The Under the Radar festival (UTR) curated by Mark Russell first at P.S. 122, a venue co-founded by Tim Miller, and then at the Public turned out to be a treasure trove. It was through the auspices of the UTR festival that I saw Ann Magnuson do her Rave Mom (the performance where I learned that there was such an event as the Burning Man and that thousands of people actually spent days and nights on end camping out in the desert seeking out of mind/body experiences in the desert).

Thanks to UTR I saw Tim Miller perform US in which he describes his achingly poignant attempts to stay with his partner Alastair who was not a U.S. citizen (a story and struggle Miller updates in the recent, October 2017 Rooted at Dixon Place). It was there that I saw John O’Keefe perform Two Selves, including the self of Walt Whitman reciting Song of Myself. It was there that I saw Deb Margolin not in one of her solo performances but in her play Three Seconds in the Key (a play that started out as a solo performance). It was there that I saw Mike Albo perform several of his solo pieces each one playing with language. It was there that I saw Roger Guenveur Smith, whose performances I never entirely understood but which always blew me away.

P.S. 122 wasn’t the only place where solo performers performed, however. I tracked down Dael Orlandersmith (first in her play Yellow and then in her solo performance Forever), and Reno whose Rebel Without a Pause was the only sane response to 9/11, and eventually John Fleck thanks to Dixon Place and even though by the time got to John Fleck I had seen many, many, many different takes on the solo performance, I walked out of John Fleck’s Blacktop Highway thoroughly convinced that I had been to one of the most original pieces of theater ever. I also managed to track down John Leguizamo at the Public and on Broadway several times, starting with Ghetto Klown and ending with his most recent Latin History for Morons.

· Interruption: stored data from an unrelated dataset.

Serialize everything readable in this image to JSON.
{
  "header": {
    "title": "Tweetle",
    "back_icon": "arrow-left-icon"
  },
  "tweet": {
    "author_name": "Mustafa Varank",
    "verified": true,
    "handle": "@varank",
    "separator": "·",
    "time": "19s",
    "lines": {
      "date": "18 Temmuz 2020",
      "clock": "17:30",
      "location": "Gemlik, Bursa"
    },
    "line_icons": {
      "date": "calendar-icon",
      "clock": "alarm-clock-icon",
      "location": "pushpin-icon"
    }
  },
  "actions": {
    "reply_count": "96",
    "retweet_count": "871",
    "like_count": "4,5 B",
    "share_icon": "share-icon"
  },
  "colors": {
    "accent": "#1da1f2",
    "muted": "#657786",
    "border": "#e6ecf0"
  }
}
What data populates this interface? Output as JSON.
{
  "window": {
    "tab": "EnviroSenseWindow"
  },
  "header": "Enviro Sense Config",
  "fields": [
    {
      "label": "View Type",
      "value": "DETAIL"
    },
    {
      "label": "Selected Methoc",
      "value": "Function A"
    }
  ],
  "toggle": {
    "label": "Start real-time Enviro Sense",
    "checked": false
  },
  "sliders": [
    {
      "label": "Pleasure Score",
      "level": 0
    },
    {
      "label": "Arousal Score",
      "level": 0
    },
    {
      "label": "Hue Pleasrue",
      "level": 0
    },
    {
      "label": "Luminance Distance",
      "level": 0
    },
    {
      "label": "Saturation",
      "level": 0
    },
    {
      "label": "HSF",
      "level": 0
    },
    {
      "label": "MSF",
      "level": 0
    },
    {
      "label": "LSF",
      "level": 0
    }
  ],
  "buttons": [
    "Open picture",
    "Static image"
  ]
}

Thanks to the  Extreme Exposure  antholology, I began to get a sense of who the key figures in shaping the solo performance form were. Though no longer creating solo performances today, I now understood that the early work of Eric Bogosian, Whoopi Goldberg, Spalding Gray, Andy Kauffmann and Lily Tomlin was extremely influential and that their legacy lives on in the performers they have influenced. I also learned that other performers, coming of age performance-wise in the late twentieth century, continued to shape the form in the 21st century. Performers like Mike Albo, Laurie Anderson, David Cale, Anna Deavere Smith, John Fleck, Guillermo Gomez Pena, Roger Guenveur Smith, Danny Hoch, Holly Hughes, John Leguizamo, Deb Margolin, Tim Miller, Dael Orlandersmith, Reno, and Heather Woodbury continue to be extremely influential.